Или это выдавленная лимфа, последняя грязь, смываемая чистотой Дхаммы, остатки былого "литераторства", кровоподтеки неизжитого стиля, избыток формы, переливающийся через края сердца.

ЧАЕПИТИЕ В МЫТИЩАХ

Что делать? спросил нетерпеливый петербургский юноша (Герцен).

Как что делать? отвечают ему (Розанов). Если это лето чистить ягоды и варить варенье; если зима пить с этим вареньем чай.

"Миру ли провалиться или мне чаю не пить? спрашивает другой герой (Достоевского).
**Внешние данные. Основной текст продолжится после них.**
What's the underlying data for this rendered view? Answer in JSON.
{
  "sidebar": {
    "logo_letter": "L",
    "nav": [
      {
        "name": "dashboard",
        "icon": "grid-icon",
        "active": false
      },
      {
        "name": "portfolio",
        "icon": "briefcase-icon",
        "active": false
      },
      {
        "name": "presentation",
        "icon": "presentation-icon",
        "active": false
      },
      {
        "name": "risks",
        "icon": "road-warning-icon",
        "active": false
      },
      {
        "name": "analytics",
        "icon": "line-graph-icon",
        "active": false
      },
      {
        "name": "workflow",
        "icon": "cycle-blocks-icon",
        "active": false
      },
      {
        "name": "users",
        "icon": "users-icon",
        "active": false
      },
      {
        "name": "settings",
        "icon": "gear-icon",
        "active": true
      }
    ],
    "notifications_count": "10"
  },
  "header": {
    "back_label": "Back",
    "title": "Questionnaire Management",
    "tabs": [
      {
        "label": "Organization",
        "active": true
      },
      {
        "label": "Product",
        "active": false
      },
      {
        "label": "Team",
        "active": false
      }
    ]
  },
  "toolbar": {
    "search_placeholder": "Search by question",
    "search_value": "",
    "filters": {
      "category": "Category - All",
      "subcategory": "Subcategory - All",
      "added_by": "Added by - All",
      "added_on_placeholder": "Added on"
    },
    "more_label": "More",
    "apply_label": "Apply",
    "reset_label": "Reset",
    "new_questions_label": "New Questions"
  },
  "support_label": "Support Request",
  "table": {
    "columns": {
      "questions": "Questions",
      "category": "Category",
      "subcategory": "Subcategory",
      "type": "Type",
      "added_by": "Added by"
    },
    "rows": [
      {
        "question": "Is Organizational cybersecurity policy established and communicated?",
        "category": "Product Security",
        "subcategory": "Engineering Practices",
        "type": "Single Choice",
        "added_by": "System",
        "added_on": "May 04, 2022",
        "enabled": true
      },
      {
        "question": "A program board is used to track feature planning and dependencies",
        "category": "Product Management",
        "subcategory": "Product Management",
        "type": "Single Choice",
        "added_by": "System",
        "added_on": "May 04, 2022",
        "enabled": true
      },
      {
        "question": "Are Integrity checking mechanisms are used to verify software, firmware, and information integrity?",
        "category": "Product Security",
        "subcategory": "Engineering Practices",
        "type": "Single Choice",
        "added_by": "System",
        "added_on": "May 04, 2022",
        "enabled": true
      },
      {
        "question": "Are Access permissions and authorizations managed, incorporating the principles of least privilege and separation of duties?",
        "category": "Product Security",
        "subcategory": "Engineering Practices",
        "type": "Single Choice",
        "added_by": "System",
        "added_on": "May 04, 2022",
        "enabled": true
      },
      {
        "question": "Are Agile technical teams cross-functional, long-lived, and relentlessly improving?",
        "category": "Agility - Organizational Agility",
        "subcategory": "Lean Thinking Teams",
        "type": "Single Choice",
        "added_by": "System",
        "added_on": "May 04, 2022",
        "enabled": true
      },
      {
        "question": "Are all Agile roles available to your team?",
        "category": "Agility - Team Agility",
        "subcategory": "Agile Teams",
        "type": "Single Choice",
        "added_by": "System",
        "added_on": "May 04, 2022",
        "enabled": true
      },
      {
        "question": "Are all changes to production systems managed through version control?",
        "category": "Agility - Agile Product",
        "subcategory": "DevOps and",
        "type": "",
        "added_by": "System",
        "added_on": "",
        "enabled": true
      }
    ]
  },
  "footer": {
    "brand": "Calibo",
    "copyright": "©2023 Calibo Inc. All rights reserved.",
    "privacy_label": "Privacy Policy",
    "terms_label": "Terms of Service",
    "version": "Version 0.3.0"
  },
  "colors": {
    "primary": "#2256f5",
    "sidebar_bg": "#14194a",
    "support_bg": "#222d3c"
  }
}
Нет, я лучше скажу: пусть мир весь провалится, а мне чтобы чай всегда пить!"

No comment.

ТЕМНЫЕ АЛЛЕИ

Прекрасный язык Бунина таит в себе какую-то непонятную опасность. Я думаю, опасность прежде всего для самого обладателя этого языка. Странно сказать, но Бунин был ограничен своим языком, страдал от него, был скован им. Язык стилиста все время ограничивал в нем язык мыслителя. Я думаю, "Жизнь Арсеньева" не была дописана потому, что у Бунина не было языка для ее продолжения. Взрослая жизнь героя требовала иного языка, перехода в другие, более разреженные стилистические слои, оставления музыкальности да и вообще всякой заботы о предметном стиле. Язык Бунина это язык предметного мира, а внутренние состояния, головокружительные состояния сознания, которые он, несомненно, испытывал, требуют иного языка, других забот. "Анны Карениной", конечно, Бунин бы не переписал, как он хотел. Я думаю, он сам это наконец понял.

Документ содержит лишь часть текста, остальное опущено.